Trop de champagnes rosés ne sont que des blancs colorés, élaborés davantage pour les yeux que pour la bouche. Même glissés parmi des blancs dans les dégustations à l’aveugle, certains ne se démarquent pas. Les champagnes rosés qui se distinguent sont davantage ceux des récoltants que ceux des négociants. Toutefois, celui que je vous présente ici s’est posé en objecteur, reléguant peut-être mon analyse dans un tiroir… de sagesse ! Le Femme 2007 de Duval-Leroy est un électron libre et surtout, surtout, il m’a séduit parce que c’est un rosé à l’image des deux femmes qui sont derrière lui : solides, posées, établies.
Ces deux femmes se nomment Carol Duval-Leroy, propriétaire de la marque éponyme, et Sandrine Logette-Jardin, chef de cave de cette maison.

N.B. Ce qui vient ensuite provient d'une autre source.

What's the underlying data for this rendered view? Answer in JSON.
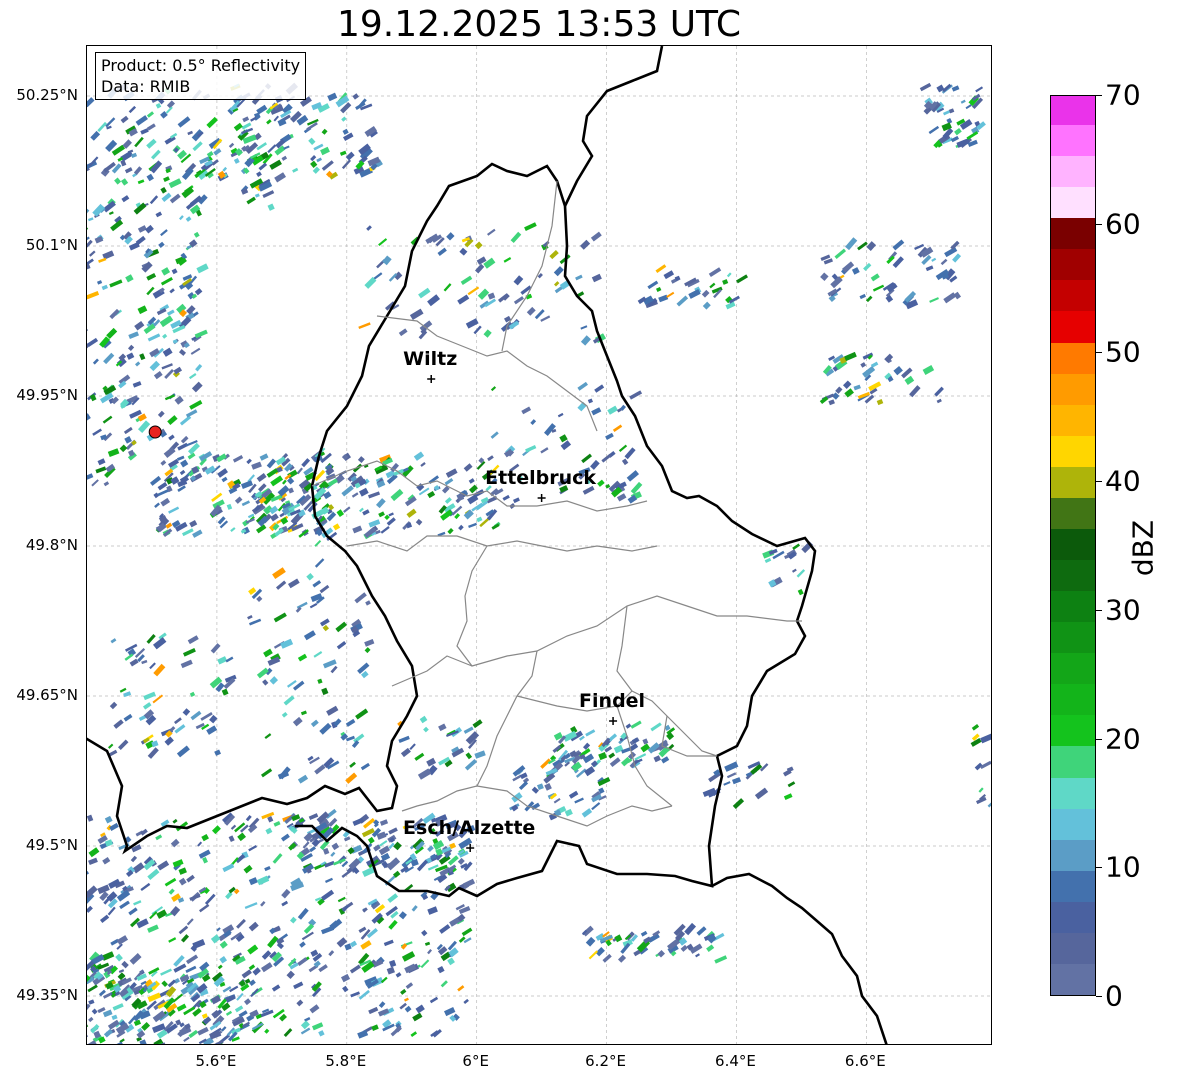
{
  "title": "19.12.2025 13:53 UTC",
  "info": {
    "product_line": "Product: 0.5° Reflectivity",
    "data_line": "Data: RMIB"
  },
  "map": {
    "latitude_ticks": [
      "50.25°N",
      "50.1°N",
      "49.95°N",
      "49.8°N",
      "49.65°N",
      "49.5°N",
      "49.35°N"
    ],
    "longitude_ticks": [
      "5.6°E",
      "5.8°E",
      "6°E",
      "6.2°E",
      "6.4°E",
      "6.6°E"
    ],
    "extent": {
      "lon_min": 5.4,
      "lon_max": 6.795,
      "lat_min": 49.3,
      "lat_max": 50.3
    },
    "radar_site": {
      "lon": 5.505,
      "lat": 49.914,
      "color": "#e8231f"
    },
    "cities": [
      {
        "name": "Wiltz",
        "lon": 5.93,
        "lat": 49.967
      },
      {
        "name": "Ettelbruck",
        "lon": 6.1,
        "lat": 49.848
      },
      {
        "name": "Findel",
        "lon": 6.21,
        "lat": 49.625
      },
      {
        "name": "Esch/Alzette",
        "lon": 5.99,
        "lat": 49.498
      }
    ],
    "grid": "dashed gray, on",
    "border_color": "#000000",
    "canton_border_color": "#888888"
  },
  "colorbar": {
    "label": "dBZ",
    "tick_labels": [
      "0",
      "10",
      "20",
      "30",
      "40",
      "50",
      "60",
      "70"
    ],
    "min": 0,
    "max": 70,
    "step": 2.5,
    "colors": [
      "#6272a4",
      "#56669c",
      "#4a61a0",
      "#4371ad",
      "#5b9dc6",
      "#63c1da",
      "#5fd8c7",
      "#3fd47a",
      "#14c31d",
      "#13b41a",
      "#13a618",
      "#109315",
      "#0d8112",
      "#0e6b0f",
      "#0c5a0b",
      "#417515",
      "#aeb40a",
      "#ffd600",
      "#ffb500",
      "#ff9b00",
      "#ff7a00",
      "#e60000",
      "#c40000",
      "#a00000",
      "#7a0000",
      "#ffe0ff",
      "#ffb3ff",
      "#ff73ff",
      "#ea33ea"
    ]
  }
}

Ensemble, elles construisent depuis plus de 25 ans, une gamme riche et précise qui, même si je pense que cette diversité peut dérouter le consommateur d’un point de vue commercial, témoigne de la mosaïque du terroir champenois – aussi varié que le Bourguignon voisin – qui n’a jamais été autant révélé depuis la dernière décennie, notamment par des récoltants inspirés et créatifs.
La Champagne a vendu du champagne sans parler de son terroir pendant 100 ans, elle vend aujourd’hui son terroir en parlant de champagne.
Duval-Leroy fait partie des rares marques qui suivent ce mouvement, logiquement initié et défendu par les récoltants.
Commentaire de la cuvée Femme 2007 Rosé Brut de Duval-Leroy :
Le couleur est orangée, intense; elle pourrait conditionner l’analyse olfactive et elle le fait, car ce champagne expose des notes de cognac et d’orangettes. Toutefois, après avoir laissé le verre s’aérer quelques minutes pour mieux y retourner, en rejetant cette influence visuelle, les parfums d’eau-de-vie et d’agrumes macérés se confirment.
En bouche, une vinosité presque bouzillonne s’installe : nette, énergique, rougeoyante, voire tannique. Elle est enveloppée par une fraîcheur d’agrumes pointue, celle de clémentines, de zestes de clémentines.
Le cacao initialement perçu (orangettes) revient en finale, il indique l’âge du vin, le temps qui l’a façonné. C’est une sensation de torréfaction subtile.
Pas d’oxydation ou d’oxydatif en vue, juste quelques amers qui font les grands champagnes et cette puissance présente, mais contenue, intégrée, qui parcourt toute la dégustation.
On n’est plus dans l’univers du champagne, des bulles frivoles qui animent une texture, on est bien dans l’univers du vin, du grand vin de Champagne, ambassadeur d’un terroir.
À la fois énorme et somptueux, ce Femme Rosé de Saignée 2007 est un détour à faire… et à refaire, et à refaire.